3. Sentiment booster for the promoters and the stock market bulls
This I believe is the most important impact of the announced tax cuts on an immediate basis.
Promoters and businesses are the happiest lot. Their long pending demand has been met. They get liquidity that can be utilised for varied purposes – business growth and expansion, debt repayment, rewarding employees.
Stock market bulls – finally get an important weapon to fight the bears. The stock market reaction over the last couple of days is testament to this – bulls are on a rampage and bears looking for cover. Nifty recorded the second best day on Friday in last 10 years and has increased by 9% in last 2 days. It’s now only 4% away from the all time highs.
The beauty of this weapon for bulls is – it’s real (a major policy action) as well as hope (needs time to unfold).
Unless the economic or external situation worsens drastically, bulls can continue to use this to scare off bears !
4. Economic situation may need some quick fix demand side solutions
The current economic slowdown is primarily a demand side issue vis-à-vis supply side constraints.
Please refer my pre-budget note Expectations from Budget 2019 – a common man’s perspective ! for what I believe are the reasons for the slowdown.
Announced tax cuts make the supply side happy. Agreed that some of this will transmit towards the demand side – lower product prices, higher employee salaries, expansion driven new employment generation and so on.
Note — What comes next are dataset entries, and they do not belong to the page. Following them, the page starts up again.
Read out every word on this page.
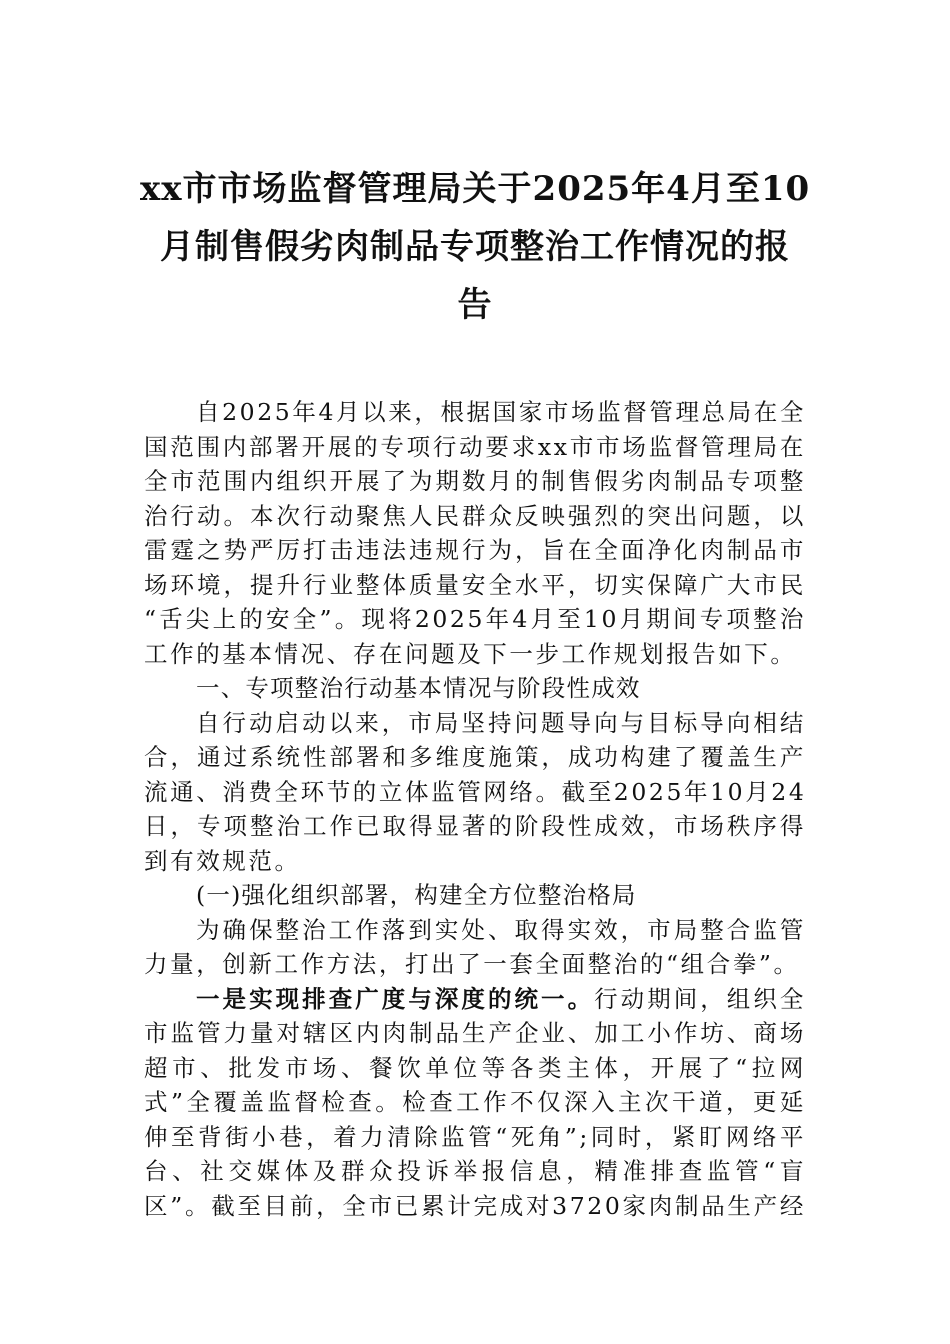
xx市市场监督管理局关于2025年4月至10
月制售假劣肉制品专项整治工作情况的报
告
自2025年4月以来，根据国家市场监督管理总局在全
国范围内部署开展的专项行动要求xx市市场监督管理局在
全市范围内组织开展了为期数月的制售假劣肉制品专项整
治行动。本次行动聚焦人民群众反映强烈的突出问题，以
雷霆之势严厉打击违法违规行为，旨在全面净化肉制品市
场环境，提升行业整体质量安全水平，切实保障广大市民
“舌尖上的安全”。现将2025年4月至10月期间专项整治
工作的基本情况、存在问题及下一步工作规划报告如下。
一、专项整治行动基本情况与阶段性成效
自行动启动以来，市局坚持问题导向与目标导向相结
合，通过系统性部署和多维度施策，成功构建了覆盖生产
流通、消费全环节的立体监管网络。截至2025年10月24
日，专项整治工作已取得显著的阶段性成效，市场秩序得
到有效规范。
(一)强化组织部署，构建全方位整治格局
为确保整治工作落到实处、取得实效，市局整合监管
力量，创新工作方法，打出了一套全面整治的“组合拳”。
一是实现排查广度与深度的统一。行动期间，组织全
市监管力量对辖区内肉制品生产企业、加工小作坊、商场
超市、批发市场、餐饮单位等各类主体，开展了“拉网
式”全覆盖监督检查。检查工作不仅深入主次干道，更延
伸至背街小巷，着力清除监管“死角”;同时，紧盯网络平
台、社交媒体及群众投诉举报信息，精准排查监管“盲
区”。截至目前，全市已累计完成对3720家肉制品生产经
However, most of these measures will take time.
Price cuts is the only immediate demand side transmission that I can currently think of. Extent of the same remains to be seem.
5. Implications for the fiscal deficit
Government estimates tax revenue loss of Rs 1.45 lakh crore due to the announced tax cuts. This would directly increase the budgeted fiscal deficit for FY 20 from 3.3% to 4.0%. However, NITI Aayog (Government’s policy think tank) expects the impact to be much more limited – tax cuts to prompt increased economic activity and hence higher tax collections.
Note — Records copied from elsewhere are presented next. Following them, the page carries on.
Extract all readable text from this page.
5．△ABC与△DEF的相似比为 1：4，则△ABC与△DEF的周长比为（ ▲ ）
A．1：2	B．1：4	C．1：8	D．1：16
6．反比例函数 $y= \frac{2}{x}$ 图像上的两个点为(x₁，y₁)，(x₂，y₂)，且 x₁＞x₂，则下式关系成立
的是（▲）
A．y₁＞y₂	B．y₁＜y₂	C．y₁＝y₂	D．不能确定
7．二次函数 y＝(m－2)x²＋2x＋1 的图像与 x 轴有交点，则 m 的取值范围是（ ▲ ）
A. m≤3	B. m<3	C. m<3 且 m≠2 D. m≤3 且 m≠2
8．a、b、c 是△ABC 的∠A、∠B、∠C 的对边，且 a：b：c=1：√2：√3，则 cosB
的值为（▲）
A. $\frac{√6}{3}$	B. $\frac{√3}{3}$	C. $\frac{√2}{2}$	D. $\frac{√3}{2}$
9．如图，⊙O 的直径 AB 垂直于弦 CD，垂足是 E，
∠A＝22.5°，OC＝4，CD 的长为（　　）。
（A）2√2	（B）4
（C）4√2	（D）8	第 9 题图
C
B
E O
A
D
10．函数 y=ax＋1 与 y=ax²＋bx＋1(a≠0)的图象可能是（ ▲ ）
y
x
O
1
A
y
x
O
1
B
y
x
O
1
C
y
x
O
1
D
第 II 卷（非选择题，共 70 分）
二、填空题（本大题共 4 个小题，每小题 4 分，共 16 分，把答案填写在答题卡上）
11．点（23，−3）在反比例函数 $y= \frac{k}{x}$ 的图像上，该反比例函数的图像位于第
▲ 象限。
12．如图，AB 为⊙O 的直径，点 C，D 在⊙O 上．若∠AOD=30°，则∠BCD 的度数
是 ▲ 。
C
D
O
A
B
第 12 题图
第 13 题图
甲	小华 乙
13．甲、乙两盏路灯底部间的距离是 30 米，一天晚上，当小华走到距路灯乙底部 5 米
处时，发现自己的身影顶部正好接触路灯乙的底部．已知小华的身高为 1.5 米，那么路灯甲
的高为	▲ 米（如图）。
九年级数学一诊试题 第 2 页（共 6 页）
As a stock market investor, I am keen on fiscal discipline but not extra obsessed with it.
Few basis points I don’t believe make as much difference as it is sometimes publicised. Yes, it has interest rate implications but then we can’t just keep on focusing on one factor ignoring other variables.
I also believe, Government would be able to manage the fiscal deficit within acceptable limits by putting greater focus upon –
- Tax compliances – with reduced rates this becomes more easily enforceable now
- Divestments in public enterprises
One important point to mention here is – crude price related shocks. It especially becomes important given the ongoing dispute between Iran and Saudi Arabia. Although, India has got assurances to get the requisite supply of crude at right prices, if the dispute gets escalated, it can have significant implications for the Indian economy and the fiscal discipline.
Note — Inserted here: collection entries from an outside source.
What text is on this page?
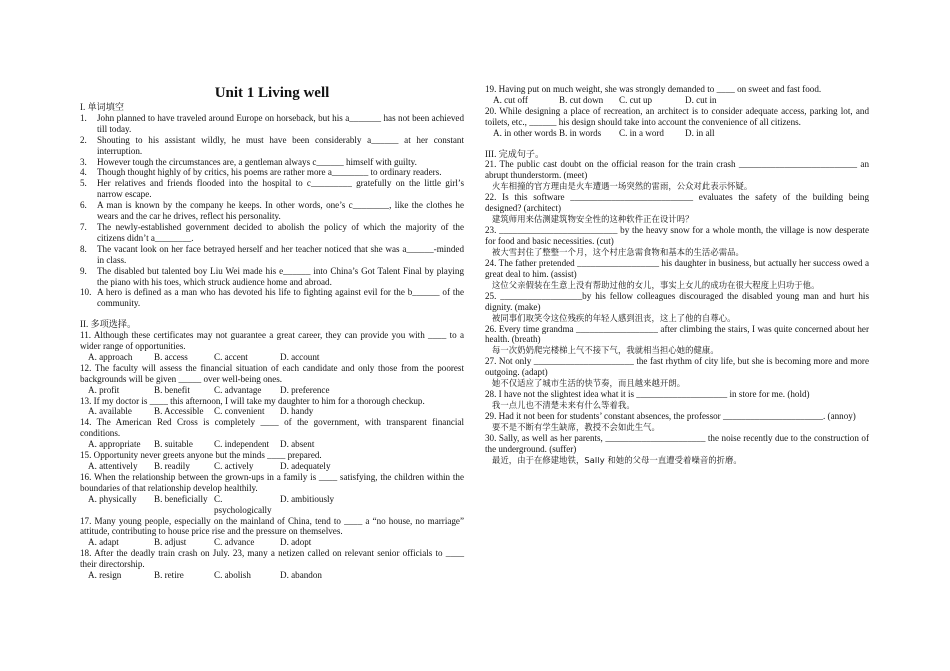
Unit 1 Living well
I. 单词填空
1. John planned to have traveled around Europe on horseback, but his a_______ has not been achieved till today.
2. Shouting to his assistant wildly, he must have been considerably a______ at her constant interruption.
3. However tough the circumstances are, a gentleman always c______ himself with guilty.
4. Though thought highly of by critics, his poems are rather more a________ to ordinary readers.
5. Her relatives and friends flooded into the hospital to c_________ gratefully on the little girl’s narrow escape.
6. A man is known by the company he keeps. In other words, one’s c________, like the clothes he wears and the car he drives, reflect his personality.
7. The newly-established government decided to abolish the policy of which the majority of the citizens didn’t a________.
8. The vacant look on her face betrayed herself and her teacher noticed that she was a______-minded in class.
9. The disabled but talented boy Liu Wei made his e______ into China’s Got Talent Final by playing the piano with his toes, which struck audience home and abroad.
10. A hero is defined as a man who has devoted his life to fighting against evil for the b______ of the community.
II. 多项选择。
11. Although these certificates may not guarantee a great career, they can provide you with ____ to a wider range of opportunities.
A. approach	B. access	C. accent	D. account
12. The faculty will assess the financial situation of each candidate and only those from the poorest backgrounds will be given _____ over well-being ones.
A. profit	B. benefit	C. advantage	D. preference
13. If my doctor is ____ this afternoon, I will take my daughter to him for a thorough checkup.
A. available	B. Accessible	C. convenient	D. handy
14. The American Red Cross is completely ____ of the government, with transparent financial conditions.
A. appropriate	B. suitable	C. independent	D. absent
15. Opportunity never greets anyone but the minds ____ prepared.
A. attentively	B. readily	C. actively	D. adequately
16. When the relationship between the grown-ups in a family is ____ satisfying, the children within the boundaries of that relationship develop healthily.
A. physically	B. beneficially C. psychologically
D. ambitiously
17. Many young people, especially on the mainland of China, tend to ____ a “no house, no marriage” attitude, contributing to house price rise and the pressure on themselves.
A. adapt	B. adjust	C. advance	D. adopt
18. After the deadly train crash on July. 23, many a netizen called on relevant senior officials to ____ their directorship.
A. resign	B. retire	C. abolish	D. abandon
19. Having put on much weight, she was strongly demanded to ____ on sweet and fast food.
A. cut off	B. cut down	C. cut up	D. cut in
20. While designing a place of recreation, an architect is to consider adequate access, parking lot, and toilets, etc., ______ his design should take into account the convenience of all citizens.
A. in other words B. in words	C. in a word	D. in all
III. 完成句子。
21. The public cast doubt on the official reason for the train crash __________________________ an abrupt thunderstorm. (meet)
火车相撞的官方理由是火车遭遇一场突然的雷雨，公众对此表示怀疑。
22. Is this software ___________________________ evaluates the safety of the building being designed? (architect)
建筑师用来估测建筑物安全性的这种软件正在设计吗？
23. __________________________ by the heavy snow for a whole month, the village is now desperate for food and basic necessities. (cut)
被大雪封住了整整一个月，这个村庄急需食物和基本的生活必需品。
24. The father pretended __________________ his daughter in business, but actually her success owed a great deal to him. (assist)
这位父亲假装在生意上没有帮助过他的女儿，事实上女儿的成功在很大程度上归功于他。
25. __________________by his fellow colleagues discouraged the disabled young man and hurt his dignity. (make)
被同事们取笑令这位残疾的年轻人感到沮丧，这上了他的自尊心。
26. Every time grandma __________________ after climbing the stairs, I was quite concerned about her health. (breath)
每一次奶奶爬完楼梯上气不接下气，我就相当担心她的健康。
27. Not only ______________________ the fast rhythm of city life, but she is becoming more and more outgoing. (adapt)
她不仅适应了城市生活的快节奏，而且越来越开朗。
28. I have not the slightest idea what it is ____________________ in store for me. (hold)
我一点儿也不清楚未来有什么等着我。
29. Had it not been for students’ constant absences, the professor ______________________. (annoy)
要不是不断有学生缺席，教授不会如此生气。
30. Sally, as well as her parents, ______________________ the noise recently due to the construction of the underground. (suffer)
最近，由于在修建地铁，Sally 和她的父母一直遭受着噪音的折磨。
6. Other important factors
Tax rate cuts have helped mitigating the concerns around domestic economic situation. Consequently, the interest seems to be reviving in the domestic stock markets…. at least for now.
What one also needs to keep in mind are certain other important internal and external factors as I have been consistently mentioning in my previous notes. These include – Kashmir issue, global growth concerns, Hong Kong protests, Brexit uncertainty and US getting into an election year with a very unpredictable sitting US president.
We cannot move in isolation to the global markets – especially if the latter were to correct significantly.
The long awaited tax cuts are now a realty. Government has provided the much needed sentiment booster to the promoters and the stock market participants.
What promoters do with saved taxes, remains to be seen. Meanwhile, bulls are running wild and bears waiting anxiously !
Disclaimer: These are my personal views and not any recommendation. The reader should do his own research before making any investment related decision.